Once upon a time, many years ago, I wrote a column for PC Pro (UK PC magazine) on “Mobile Computing”. The editor wanted me to write about Windows CE PDAs, which were then and are now extreme crap – and I submitted columns on what worked – which, back then, meant mainly Palm, and I expored mobile phones and laptops, which meant the early Mac OS X machines from Apple. Good stuff, and I was happy to see recently that Stephen Fry validated all my opinions in his blog. I was booted, and replaced by a guy who owned a PDA business, and wanted to write about what made him money – which, incidentally, was exactly contrary to the concept behind the Realworld Computing section in PC Pro (but then my column didn’t fit either, as it wasn’t my primary business, or even a secondary one for me).

Time for an update…

I have stayed away from hand-helds. Frankly, the market niche sucks. Palm sold out to Windows CE, and couldn’t recreate their (bought in) OS; they may (or may not) have held on to their original purity of UI, but didn’t have a platform to sell. Apple laptops, as everyone knows, hold their market – high price, good feature set, great UI, and good overall value. But I’m typing this on an ASUS eee PC (running Linux).

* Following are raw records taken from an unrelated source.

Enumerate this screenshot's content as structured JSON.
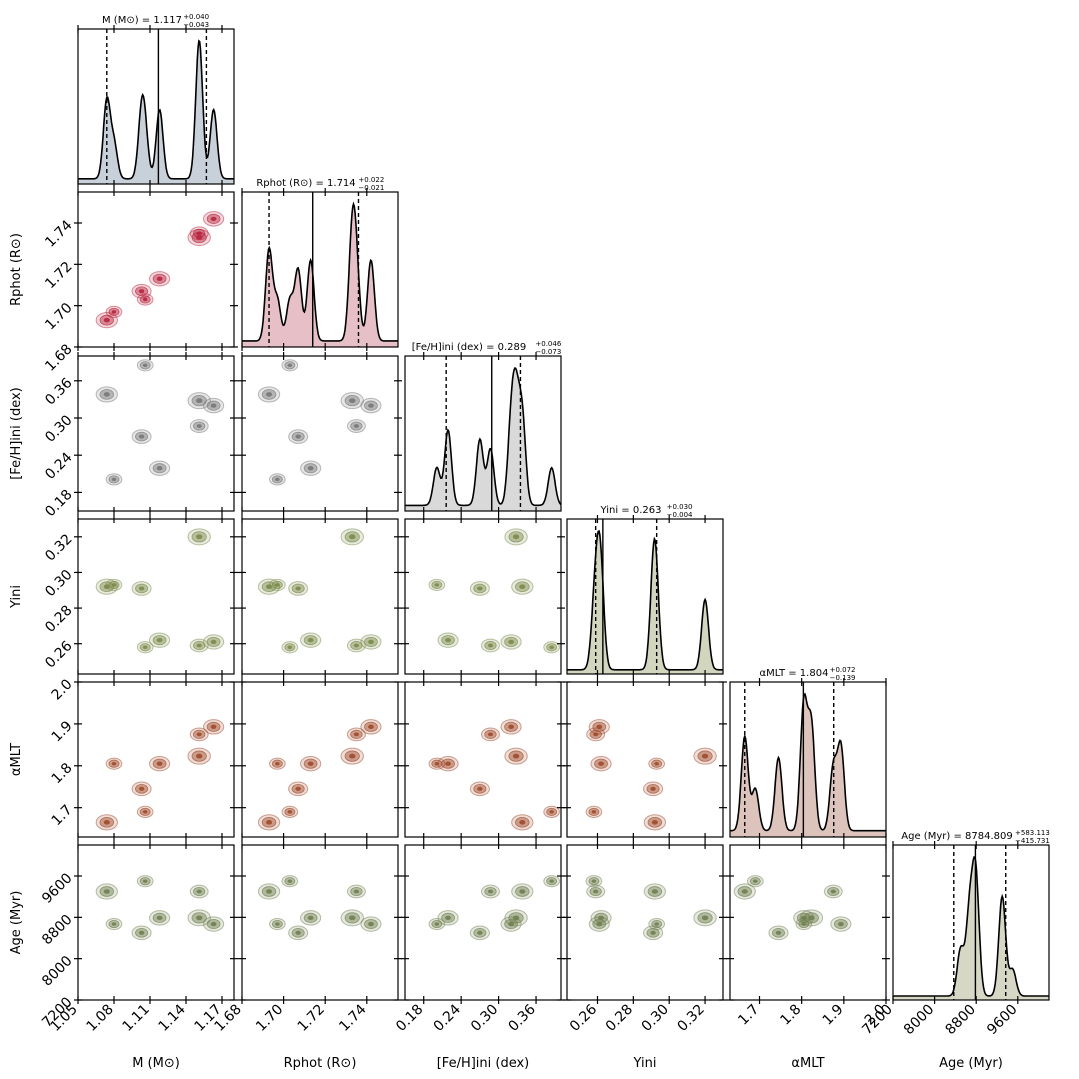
{
  "chart_data": {
    "type": "corner",
    "params": [
      {
        "key": "M",
        "title": "M (M⊙) = 1.117 +0.040 −0.043",
        "title_main": "M (M⊙) = 1.117",
        "plus": "+0.040",
        "minus": "−0.043",
        "xlabel": "M (M⊙)",
        "ylabel": "",
        "range": [
          1.05,
          1.18
        ],
        "ticks": [
          1.05,
          1.08,
          1.11,
          1.14,
          1.17
        ],
        "tick_labels": [
          "1.05",
          "1.08",
          "1.11",
          "1.14",
          "1.17"
        ],
        "median": 1.117,
        "low": 1.074,
        "high": 1.157,
        "color": "#4f7390",
        "fill": "#c8d1da"
      },
      {
        "key": "R",
        "title": "Rphot (R⊙) = 1.714 +0.022 −0.021",
        "title_main": "Rphot (R⊙) = 1.714",
        "plus": "+0.022",
        "minus": "−0.021",
        "xlabel": "Rphot (R⊙)",
        "ylabel": "Rphot (R⊙)",
        "range": [
          1.68,
          1.755
        ],
        "ticks": [
          1.68,
          1.7,
          1.72,
          1.74
        ],
        "tick_labels": [
          "1.68",
          "1.70",
          "1.72",
          "1.74"
        ],
        "median": 1.714,
        "low": 1.693,
        "high": 1.736,
        "color": "#b8253f",
        "fill": "#e6c0c6"
      },
      {
        "key": "FeH",
        "title": "[Fe/H]ini (dex) = 0.289 +0.046 −0.073",
        "title_main": "[Fe/H]ini (dex) = 0.289",
        "plus": "+0.046",
        "minus": "−0.073",
        "xlabel": "[Fe/H]ini (dex)",
        "ylabel": "[Fe/H]ini (dex)",
        "range": [
          0.15,
          0.4
        ],
        "ticks": [
          0.18,
          0.24,
          0.3,
          0.36
        ],
        "tick_labels": [
          "0.18",
          "0.24",
          "0.30",
          "0.36"
        ],
        "median": 0.289,
        "low": 0.216,
        "high": 0.335,
        "color": "#777777",
        "fill": "#d9d9d9"
      },
      {
        "key": "Y",
        "title": "Yini = 0.263 +0.030 −0.004",
        "title_main": "Yini = 0.263",
        "plus": "+0.030",
        "minus": "−0.004",
        "xlabel": "Yini",
        "ylabel": "Yini",
        "range": [
          0.243,
          0.33
        ],
        "ticks": [
          0.26,
          0.28,
          0.3,
          0.32
        ],
        "tick_labels": [
          "0.26",
          "0.28",
          "0.30",
          "0.32"
        ],
        "median": 0.263,
        "low": 0.259,
        "high": 0.293,
        "color": "#7a8a4a",
        "fill": "#d3d6bf"
      },
      {
        "key": "alpha",
        "title": "αMLT = 1.804 +0.072 −0.139",
        "title_main": "αMLT = 1.804",
        "plus": "+0.072",
        "minus": "−0.139",
        "xlabel": "αMLT",
        "ylabel": "αMLT",
        "range": [
          1.63,
          2.0
        ],
        "ticks": [
          1.7,
          1.8,
          1.9,
          2.0
        ],
        "tick_labels": [
          "1.7",
          "1.8",
          "1.9",
          "2.0"
        ],
        "median": 1.804,
        "low": 1.665,
        "high": 1.876,
        "color": "#a04a2a",
        "fill": "#dcc3bb"
      },
      {
        "key": "age",
        "title": "Age (Myr) = 8784.809 +583.113 −415.731",
        "title_main": "Age (Myr) = 8784.809",
        "plus": "+583.113",
        "minus": "−415.731",
        "xlabel": "Age (Myr)",
        "ylabel": "Age (Myr)",
        "range": [
          7200,
          10200
        ],
        "ticks": [
          7200,
          8000,
          8800,
          9600
        ],
        "tick_labels": [
          "7200",
          "8000",
          "8800",
          "9600"
        ],
        "median": 8784.809,
        "low": 8369.078,
        "high": 9367.922,
        "color": "#6f7f4f",
        "fill": "#d6d7c4"
      }
    ],
    "samples": [
      {
        "M": 1.074,
        "R": 1.693,
        "FeH": 0.338,
        "Y": 0.292,
        "alpha": 1.665,
        "age": 9300,
        "w": 0.9
      },
      {
        "M": 1.103,
        "R": 1.707,
        "FeH": 0.27,
        "Y": 0.291,
        "alpha": 1.745,
        "age": 8500,
        "w": 0.7
      },
      {
        "M": 1.118,
        "R": 1.713,
        "FeH": 0.219,
        "Y": 0.262,
        "alpha": 1.805,
        "age": 8790,
        "w": 0.8
      },
      {
        "M": 1.151,
        "R": 1.733,
        "FeH": 0.328,
        "Y": 0.32,
        "alpha": 1.823,
        "age": 8790,
        "w": 1.0
      },
      {
        "M": 1.163,
        "R": 1.742,
        "FeH": 0.32,
        "Y": 0.261,
        "alpha": 1.893,
        "age": 8670,
        "w": 0.8
      },
      {
        "M": 1.151,
        "R": 1.735,
        "FeH": 0.287,
        "Y": 0.259,
        "alpha": 1.875,
        "age": 9300,
        "w": 0.6
      },
      {
        "M": 1.106,
        "R": 1.703,
        "FeH": 0.385,
        "Y": 0.258,
        "alpha": 1.69,
        "age": 9500,
        "w": 0.4
      },
      {
        "M": 1.08,
        "R": 1.697,
        "FeH": 0.201,
        "Y": 0.293,
        "alpha": 1.805,
        "age": 8670,
        "w": 0.4
      }
    ]
  }
}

This trip has been an interesting one. I’ve been using an Apple iPod touch for some time, and my wife an iPhone, but this is the first long trip with one. For various reasons we decided not to take a laptop (staying with hand luggage only in both directions was a big part), and took the iPods to give them a good test.

At home, walking to a local cafe with an iPod/iPhone in the pocket is a trivial decision. They work very well for casual email and web browsing, although the iPod Touch shows up the problems of finding WiFi access in the UK; with the iPhone, the 3G data access makes that a non-issue.

The obvious weaknesses are the the small screen size; pinching to zoom every single page gets old, very quickly. Outdated sites that refuse you access because you aren’t running IE are a well-known problem, but less obvious. Lack of copy and paste is a big issue for us, as is the inability to do anything meaningful with Notes documents – I’d at least like to be able to edit them on the machine synched to.

The inconveniences turn out to be big when on a real trip. I wasn’t writing long enough emails back home, which I usually do to act as a form of trip diary for me. In the past, I have done the same with an Apple Powerbook and iWeb, very successfully – but there’s nothing close enough on the iPhone/iPod. Twitter really doesn’t match the requirement, having always a transient feel.

I concidered buying a 13.5″ Powerbook – that would cost approximately $1,000. It would fit the bill very closely, although battery life could become an issue. I have often thought about buying one for travel in the past, but the relatively large overlap with the 17″ Powerbook that I use for training classes and semi-portable development has been off putting. However, the new Linux netbooks are attractive – all the required ports and interfaces, good battery life and inexpensive. A white ASUS eee PC 1000HE (I think the suffix is correct, although it doesn’t mention it anywhere on the box) lasts me for a day mostly sitting in coffee shops, connects effectively to free WiFi (if I can find any), and handles mail/web/chat well – much better than the small screens and quirky software of the iPhones. With data roaming turned off (due to cost) on the iPhone, that kills the one advantage it has. Netbook price? < $300; no addons or upgrades are required. What you are buying is substandard from both the hardware and software point of views, when compared to the Apple offering, but at what saving? By substandard I mean the entire inconsistent Linux UI (that’s right, I wouldn’t consider Windows), and minor details like how hard you have to hit the trackpad button to make a click, and the balance when the screen is tilted back, and a myriad other tiny details that just don’t arise on Apple hardware and software.